Text::BibTeX - interface to read and parse BibTeX files

BUGS AND LIMITATIONS
SEE ALSO
AUTHOR
COPYRIGHT
AVAILABILITY

NAME

Text::BibTeX - interface to read and parse BibTeX files

SYNOPSIS

   use Text::BibTeX;

   $bibfile = new Text::BibTeX::File "foo.bib";
   $newfile = new Text::BibTeX::File ">newfoo.bib";

   while ($entry = new Text::BibTeX::Entry $bibfile)
   {
      next unless $entry->parse_ok;

         .             # hack on $entry contents, using various
         .             # Text::BibTeX::Entry methods
         .

      $entry->write ($newfile);
   }

DESCRIPTION

The Text::BibTeX module serves mainly as a high-level introduction to the Text::BibTeX library, for both code and documentation purposes. The code loads the two fundamental modules for processing BibTeX files (Text::BibTeX::File and Text::BibTeX::Entry), and this documentation gives a broad overview of the whole library that isn't available in the documentation for the individual modules that comprise it.

In addition, the Text::BibTeX module provides a number of miscellaneous functions that are useful in processing BibTeX data (especially the kind that comes from bibliographies as defined by BibTeX 0.99, rather than generic database files). These functions don't generally fit in the object-oriented class hierarchy centred around the Text::BibTeX::Entry class, mainly because they are specific to bibliographic data and operate on generic strings (rather than being tied to a particular BibTeX entry). These are also documented here, in MISCELLANEOUS FUNCTIONS.

Note that every module described here begins with the Text::BibTeX prefix. For brevity, I have dropped this prefix from most class and module names in the rest of this manual page (and in most of the other manual pages in the library).

MODULES AND CLASSES

The Text::BibTeX library includes a number of modules, many of which provide classes. Usually, the relationship is simple and obvious: a module provides a class of the same name---for instance, the Text::BibTeX::Entry module provides the Text::BibTeX::Entry class. There are a few exceptions, though: most obviously, the Text::BibTeX module doesn't provide any classes itself, it merely loads two modules (Text::BibTeX::Entry and Text::BibTeX::File) that do. The other exceptions are mentioned in the descriptions below, and discussed in detail in the documentation for the respective modules.

The modules are presented roughly in order of increasing specialization: the first three are essential for any program that processes BibTeX data files, regardless of what kind of data they hold.
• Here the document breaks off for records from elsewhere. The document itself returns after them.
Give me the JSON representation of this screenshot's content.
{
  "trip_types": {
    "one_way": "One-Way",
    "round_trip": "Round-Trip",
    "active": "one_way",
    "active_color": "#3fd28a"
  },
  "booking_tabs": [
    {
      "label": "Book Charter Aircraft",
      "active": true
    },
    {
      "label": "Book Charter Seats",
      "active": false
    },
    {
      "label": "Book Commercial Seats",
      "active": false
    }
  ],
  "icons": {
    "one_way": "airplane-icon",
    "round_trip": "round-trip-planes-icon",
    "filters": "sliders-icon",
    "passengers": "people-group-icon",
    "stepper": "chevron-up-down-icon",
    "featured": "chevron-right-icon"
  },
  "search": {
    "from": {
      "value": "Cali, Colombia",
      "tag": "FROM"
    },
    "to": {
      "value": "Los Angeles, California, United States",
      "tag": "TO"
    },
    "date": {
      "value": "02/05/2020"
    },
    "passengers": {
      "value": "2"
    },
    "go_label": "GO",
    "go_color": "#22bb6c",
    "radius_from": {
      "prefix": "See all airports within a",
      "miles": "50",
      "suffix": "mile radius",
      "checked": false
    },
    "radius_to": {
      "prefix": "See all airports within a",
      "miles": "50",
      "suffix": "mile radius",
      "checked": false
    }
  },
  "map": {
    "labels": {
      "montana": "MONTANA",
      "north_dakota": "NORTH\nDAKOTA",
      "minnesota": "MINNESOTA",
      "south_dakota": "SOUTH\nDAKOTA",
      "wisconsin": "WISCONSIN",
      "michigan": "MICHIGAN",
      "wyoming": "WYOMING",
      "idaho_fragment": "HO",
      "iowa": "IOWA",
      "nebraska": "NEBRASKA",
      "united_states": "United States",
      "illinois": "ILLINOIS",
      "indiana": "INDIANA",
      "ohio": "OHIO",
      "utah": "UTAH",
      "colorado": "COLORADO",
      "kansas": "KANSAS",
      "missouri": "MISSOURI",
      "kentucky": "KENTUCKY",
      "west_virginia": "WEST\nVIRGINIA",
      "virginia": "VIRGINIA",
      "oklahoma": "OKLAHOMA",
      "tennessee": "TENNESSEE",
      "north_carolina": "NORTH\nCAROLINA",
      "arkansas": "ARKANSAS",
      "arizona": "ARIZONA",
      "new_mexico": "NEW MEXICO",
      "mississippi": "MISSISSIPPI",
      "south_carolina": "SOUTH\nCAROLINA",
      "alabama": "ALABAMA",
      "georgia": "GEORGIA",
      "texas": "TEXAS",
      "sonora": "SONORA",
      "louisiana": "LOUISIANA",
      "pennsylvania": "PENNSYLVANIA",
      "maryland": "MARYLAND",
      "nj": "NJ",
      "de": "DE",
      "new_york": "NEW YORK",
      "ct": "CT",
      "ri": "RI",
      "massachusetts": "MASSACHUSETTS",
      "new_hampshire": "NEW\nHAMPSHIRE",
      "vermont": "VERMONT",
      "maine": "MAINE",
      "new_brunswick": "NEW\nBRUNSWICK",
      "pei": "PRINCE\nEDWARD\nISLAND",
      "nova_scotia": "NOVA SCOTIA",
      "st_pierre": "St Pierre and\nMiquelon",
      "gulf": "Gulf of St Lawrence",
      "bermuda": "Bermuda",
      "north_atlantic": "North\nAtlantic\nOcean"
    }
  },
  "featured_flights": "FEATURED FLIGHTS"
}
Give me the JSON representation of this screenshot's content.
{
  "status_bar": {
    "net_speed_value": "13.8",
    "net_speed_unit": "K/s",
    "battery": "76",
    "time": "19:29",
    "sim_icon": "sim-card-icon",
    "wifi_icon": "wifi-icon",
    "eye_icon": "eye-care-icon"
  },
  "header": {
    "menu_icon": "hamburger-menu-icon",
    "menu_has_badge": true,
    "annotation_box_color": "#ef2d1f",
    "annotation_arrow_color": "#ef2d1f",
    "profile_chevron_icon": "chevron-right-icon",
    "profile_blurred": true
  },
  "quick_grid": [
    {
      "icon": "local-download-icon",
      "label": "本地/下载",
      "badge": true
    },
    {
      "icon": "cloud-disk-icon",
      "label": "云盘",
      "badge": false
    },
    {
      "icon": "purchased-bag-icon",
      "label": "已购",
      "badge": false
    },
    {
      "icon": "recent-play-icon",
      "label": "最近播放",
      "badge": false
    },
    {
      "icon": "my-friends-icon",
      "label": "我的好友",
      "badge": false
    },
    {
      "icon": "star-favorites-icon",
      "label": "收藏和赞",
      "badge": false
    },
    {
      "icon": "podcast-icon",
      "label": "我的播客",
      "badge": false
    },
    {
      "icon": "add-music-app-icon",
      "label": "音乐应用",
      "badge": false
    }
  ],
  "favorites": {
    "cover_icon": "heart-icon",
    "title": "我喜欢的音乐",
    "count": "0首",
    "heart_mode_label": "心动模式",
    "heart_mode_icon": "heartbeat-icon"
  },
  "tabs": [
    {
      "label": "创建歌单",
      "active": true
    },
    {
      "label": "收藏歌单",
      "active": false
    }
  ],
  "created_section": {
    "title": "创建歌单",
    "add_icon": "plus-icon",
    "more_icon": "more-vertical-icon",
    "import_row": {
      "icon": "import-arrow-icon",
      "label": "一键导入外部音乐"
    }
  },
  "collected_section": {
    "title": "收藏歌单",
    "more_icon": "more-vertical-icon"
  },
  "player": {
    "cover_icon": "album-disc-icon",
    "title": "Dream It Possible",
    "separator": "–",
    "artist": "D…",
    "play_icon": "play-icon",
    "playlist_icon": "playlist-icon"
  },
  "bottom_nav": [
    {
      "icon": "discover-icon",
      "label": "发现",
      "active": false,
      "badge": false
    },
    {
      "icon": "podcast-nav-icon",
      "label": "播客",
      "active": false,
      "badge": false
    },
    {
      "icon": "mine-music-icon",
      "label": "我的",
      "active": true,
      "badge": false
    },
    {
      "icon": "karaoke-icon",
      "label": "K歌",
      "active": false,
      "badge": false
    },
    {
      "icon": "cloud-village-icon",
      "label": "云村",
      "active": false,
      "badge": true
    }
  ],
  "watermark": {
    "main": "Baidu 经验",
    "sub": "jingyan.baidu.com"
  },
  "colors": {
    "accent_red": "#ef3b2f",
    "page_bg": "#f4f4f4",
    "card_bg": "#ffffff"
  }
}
The later modules are specialized for use with bibliographic databases, and serve both to emulate BibTeX 0.99's standard styles and to provide an example of how to define a database structure through such specialized modules. Each module is fully documented in its respective manual page.

Text::BibTeX: Loads the two fundamental modules (Entry and File), and provides a number of miscellaneous functions that don't fit anywhere in the class hierarchy.
Text::BibTeX::File: Provides an object-oriented interface to BibTeX database files. In addition to the obvious attributes of filename and filehandle, the ``file'' abstraction manages properties such as the database structure and options for it.
Text::BibTeX::Entry: Provides an object-oriented interface to BibTeX entries, which can be parsed from File objects, arbitrary filehandles, or strings. Manages all the properties of a single entry: type, key, fields, and values. Also serves as the base class for the structured entry classes (described in detail in the Text::BibTeX::Structure manpage).
Text::BibTeX::Value: Provides an object-oriented interface to values and simple values, high-level constructs that can be used to represent the strings associated with each field in an entry. Normally, field values are returned simply as Perl strings, with macros expanded and multiple strings ``pasted'' together. If desired, you can instruct Text::BibTeX to return Text::BibTeX::Value objects, which give you access to the original form of the data.
Text::BibTeX::Structure: Provides the Structure and StructuredEntry classes, which serve primarily as base classes for the two kinds of classes that define database structures. Read this man page for a comprehensive description of the mechanism for implementing Perl classes analogous to BibTeX ``style files''.
Text::BibTeX::Bib: Provides the BibStructure and BibEntry classes, which serve two purposes: they fulfill the same role as the standard style files of BibTeX 0.99, and they give an example of how to write new database structures. These ultimately derive from, respectively, the Structure and StructuredEntry classes provided by the Structure module.
Text::BibTeX::BibSort: One of the BibEntry class's base classes: handles the generation of sort keys for sorting prior to output formatting.
Text::BibTeX::BibFormat: One of the BibEntry class's base classes: handles the formatting of bibliographic data for output in a markup language such as LaTeX.
Text::BibTeX::Name: A class used by the Bib structure and specific to bibliographic data as defined by BibTeX itself: parses individual author names into ``first'', ``von'', ``last'', and ``jr'' parts.
Text::BibTeX::NameFormat: Also specific to bibliographic data: puts split-up names (as parsed by the Name class) back together in a custom way.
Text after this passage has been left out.